Luta de Classes
Spike Lee Joint
Por João Lanari Bo
Festival de Cannes 2025
“A Spike Lee Joint” é a designação utilizada para os filmes dirigidos pelo realizador Spike Lee, que se tornou sua assinatura de marca, aparecendo frequentemente nos créditos finais – uma tradução aproximada de joint seria “armação”, mas a implacável IA também registra um joint, ou cigarro de maconha, é um rolo de papel de seda que contém cannabis para ser fumado. “Luta de Classes”, finalizado em 2025, é a nova armação desse prolífico e inquieto diretor, que, aos 68 anos, depois de “Infiltrado na Klan” (2018), uma caudalosa produção de clips musicais, propaganda, documentários, além de longas mais ou menos bem recebidos, mas sempre provocativos – dada sua peculiar e instigante leitura do universo cultural e racial norte-americano – reaparece com um projeto conservador, se é que cabe o uso dessa palavra carregada de significados.

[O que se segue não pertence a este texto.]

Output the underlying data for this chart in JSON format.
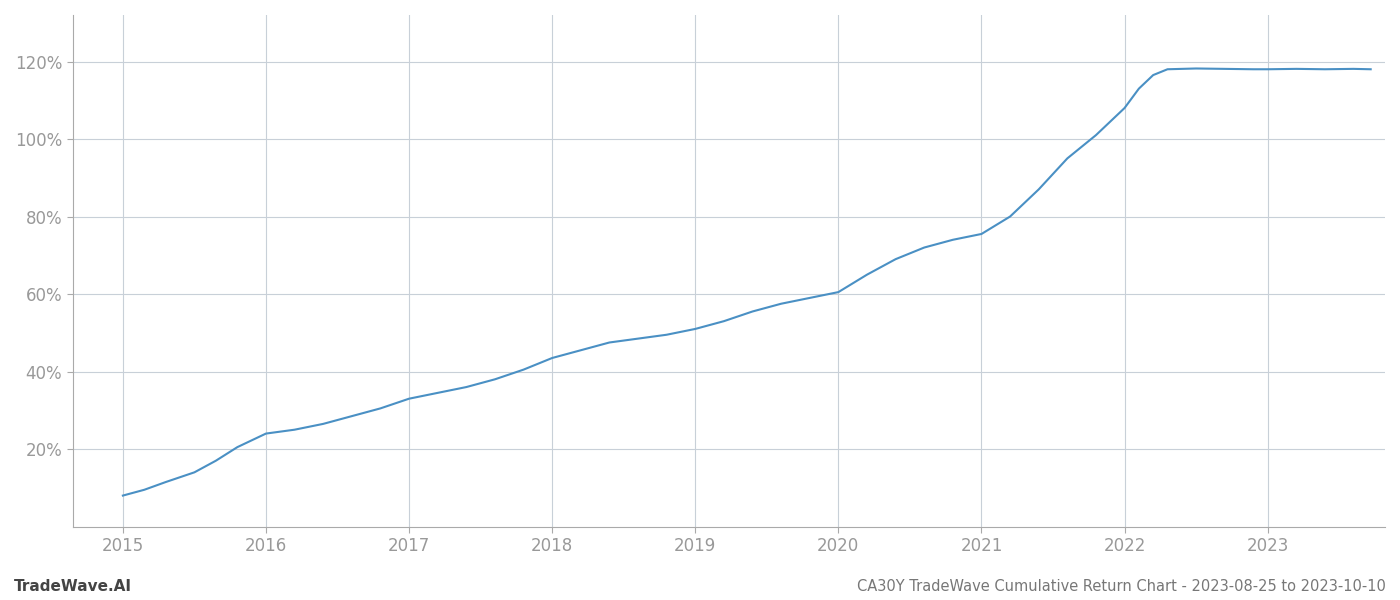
{
  "title": "CA30Y TradeWave Cumulative Return Chart - 2023-08-25 to 2023-10-10",
  "watermark": "TradeWave.AI",
  "line_color": "#4a90c4",
  "background_color": "#ffffff",
  "grid_color": "#c8d0d8",
  "x_values": [
    2015.0,
    2015.15,
    2015.3,
    2015.5,
    2015.65,
    2015.8,
    2016.0,
    2016.2,
    2016.4,
    2016.6,
    2016.8,
    2017.0,
    2017.2,
    2017.4,
    2017.6,
    2017.8,
    2018.0,
    2018.2,
    2018.4,
    2018.6,
    2018.8,
    2019.0,
    2019.2,
    2019.4,
    2019.6,
    2019.8,
    2020.0,
    2020.2,
    2020.4,
    2020.6,
    2020.8,
    2021.0,
    2021.2,
    2021.4,
    2021.6,
    2021.8,
    2022.0,
    2022.1,
    2022.2,
    2022.3,
    2022.5,
    2022.7,
    2022.9,
    2023.0,
    2023.2,
    2023.4,
    2023.6,
    2023.72
  ],
  "y_values": [
    8.0,
    9.5,
    11.5,
    14.0,
    17.0,
    20.5,
    24.0,
    25.0,
    26.5,
    28.5,
    30.5,
    33.0,
    34.5,
    36.0,
    38.0,
    40.5,
    43.5,
    45.5,
    47.5,
    48.5,
    49.5,
    51.0,
    53.0,
    55.5,
    57.5,
    59.0,
    60.5,
    65.0,
    69.0,
    72.0,
    74.0,
    75.5,
    80.0,
    87.0,
    95.0,
    101.0,
    108.0,
    113.0,
    116.5,
    118.0,
    118.2,
    118.1,
    118.0,
    118.0,
    118.1,
    118.0,
    118.1,
    118.0
  ],
  "xlim": [
    2014.65,
    2023.82
  ],
  "ylim": [
    0,
    132
  ],
  "yticks": [
    20,
    40,
    60,
    80,
    100,
    120
  ],
  "xticks": [
    2015,
    2016,
    2017,
    2018,
    2019,
    2020,
    2021,
    2022,
    2023
  ],
  "line_width": 1.5,
  "title_fontsize": 10.5,
  "watermark_fontsize": 11,
  "tick_label_color": "#999999",
  "title_color": "#777777",
  "watermark_color": "#444444",
  "spine_color": "#aaaaaa"
}
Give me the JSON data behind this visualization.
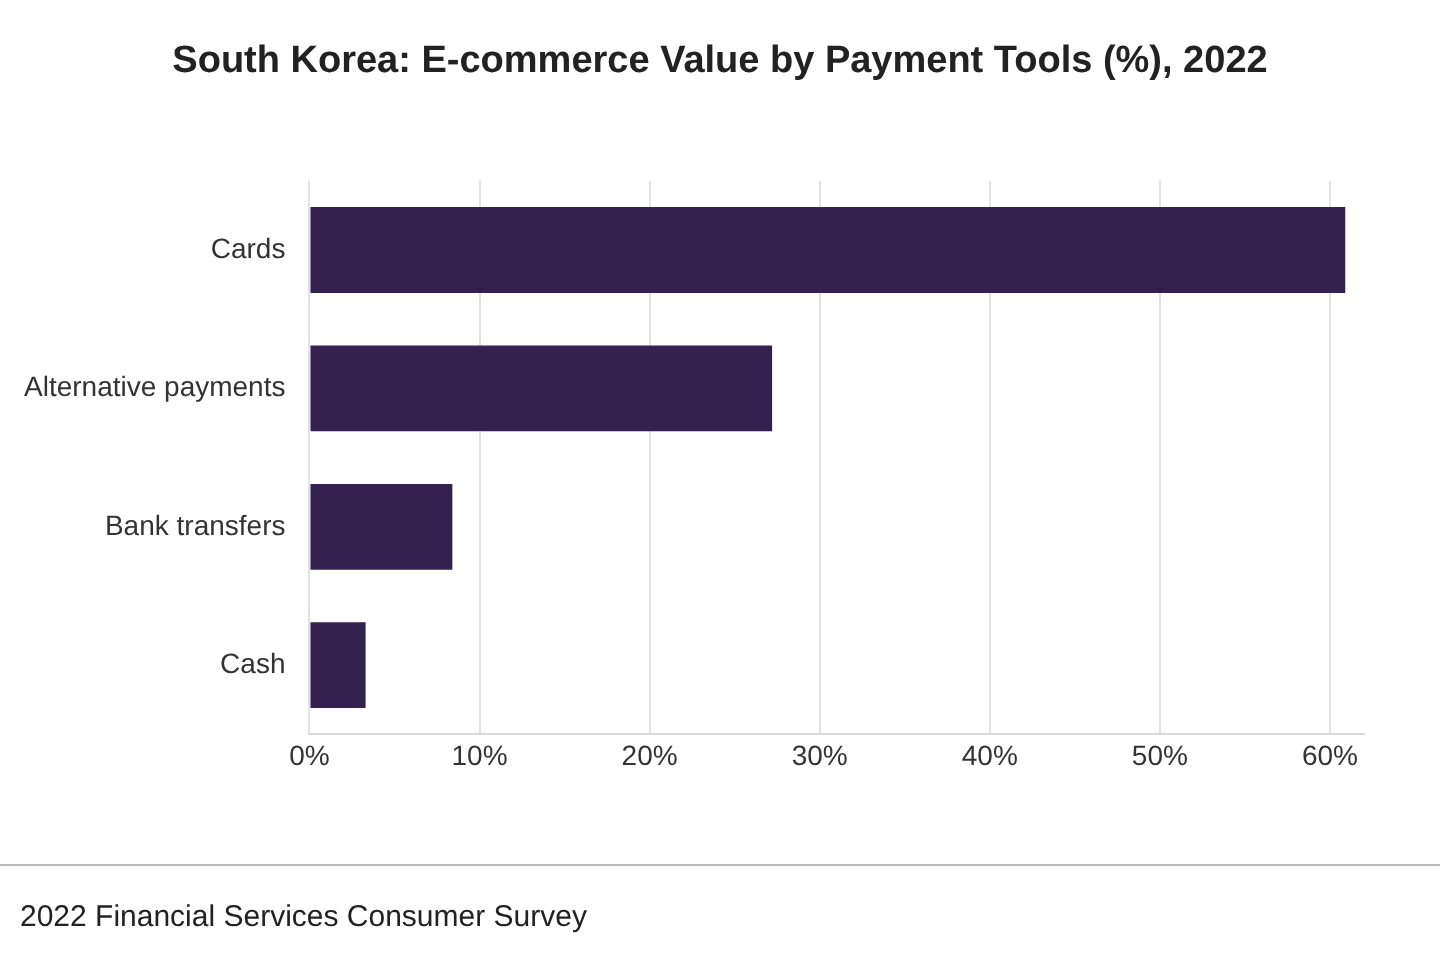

Conservador, mas nem por isso menos provocativo e inovador: conservador revolucionário seria uma acepção plausível para o filme. Além disso, eu não odeio rap. Eu amo rap. Olha… se eu odeio rap, o que são as duas músicas do A$AP Rocky, sabe? E o A$AP adora jazz – foi sua resposta quando indagado sobre a razão de crucificar o aspirante rapper Yung Felon, encarnado por A$AP Rocky, diante da negação do experiente e mogul musical David King (Denzel Washington) em aderir ao oportunismo comercial do jovem (e sequestrador). O spoiler aqui é quase inevitável, a sequência do diálogo entre os dois – intergeracional e intercultural – fecha a trama e sintetiza a proposta: para King, o rap parece desprovido de alma, a despeito dos seguidores compulsivos. É na música negra baseada no jazz e no gospel que King, ao final da jornada de “Luta de Classes”, reencontra autenticidade e legitimidade.
Se Spike foi criticado por essa visão crítica do rap, comprovou mais uma vez que sua linguagem continua cutucando valores consolidados do establishment cultural negro nos EUA. No ambiente carregado de tensões raciais em que navega, não é pouca coisa, é na verdade uma empreitada cheia de riscos. É nesse sentido que Spike Lee é um cineasta eminentemente político, imerso no mundo do entretenimento, mas sempre agudo nas suas proposições.
“Luta de Classes” foi inspirado no clássico de Akira Kurosawa, “Céu e Inferno”, de 1963, cuja sinopse é a seguinte: executivo de empresa de calçados torna-se vítima de extorsão quando o filho de seu motorista é sequestrado e retido para resgate. A versão moderna guardou o traço básico do original, a luta de classes subjacente ao drama, mas situou-o no contexto contemporâneo da indústria musical dos EUA – ou seja, como a música é criada e disseminada, fluindo (em ambas as direções) entre os escalões mais altos e mais baixos da sociedade.
O filme do realizador japonês, por sua vez, foi tirado de livro “King’s Ransom” (1959), do escritor americano Ed McBain. Spike recebeu o roteiro original antes da pandemia de COVID-19 e se envolveu na reescrita depois que Denzel Washington telefonou e disse: Spike, é o D. Olha, eu tenho esse roteiro. Vou te enviar pela FedEx. Leia.” Foi uma ligação de 45 segundos, suficiente para fechar a produção.
Este é o quinto filme da joint Denzel-Spike. A história começa com vistas arrebatadoras de Manhattan e da sacada do apartamento de David King, na orla do Brooklyn, com um panorama espetacular da famigerada ilha. Conhecido por ter “os melhores ouvidos do ramo” – que ele mesmo faz questão de reiterar – o mogul esteve por trás de cinquenta vencedores do Grammy e incontáveis sucessos nas paradas musicais. Executivo da música, discute seu plano para retomar o controle da Stackin’ Hits, a gravadora que fundou. O negócio desandou: cinco anos atrás, King vendeu parte das ações e o business está prestes a passar para as mãos de uma holding, com o risco de dispersar o valioso acervo da gravadora. É quando recebe a notícia do sequestro do filho, desmentida logo em seguida: quem foi sequestrado é filho do seu motorista e companheiro de décadas, Paul (Jeffrey Wright).
“Luta de Classes” traz também Spike em seus melhores momentos de cinema de ação – as cenas da perseguição no metrô, o famoso o trem 4 do Brooklyn para o Bronx, são de tirar o fôlego (sem perder o humor). Simultâneo à perseguição, destaque também para as festividades do Dia do Porto Rico, onde o grande pianista da salsa music, Eddie Palmieri, se apresentava.
E traz, sobretudo, Denzel Washington em uma atuação impagável, cheia de improvisações, de pequenos gestos e expressões inéditos: a joint funcionou.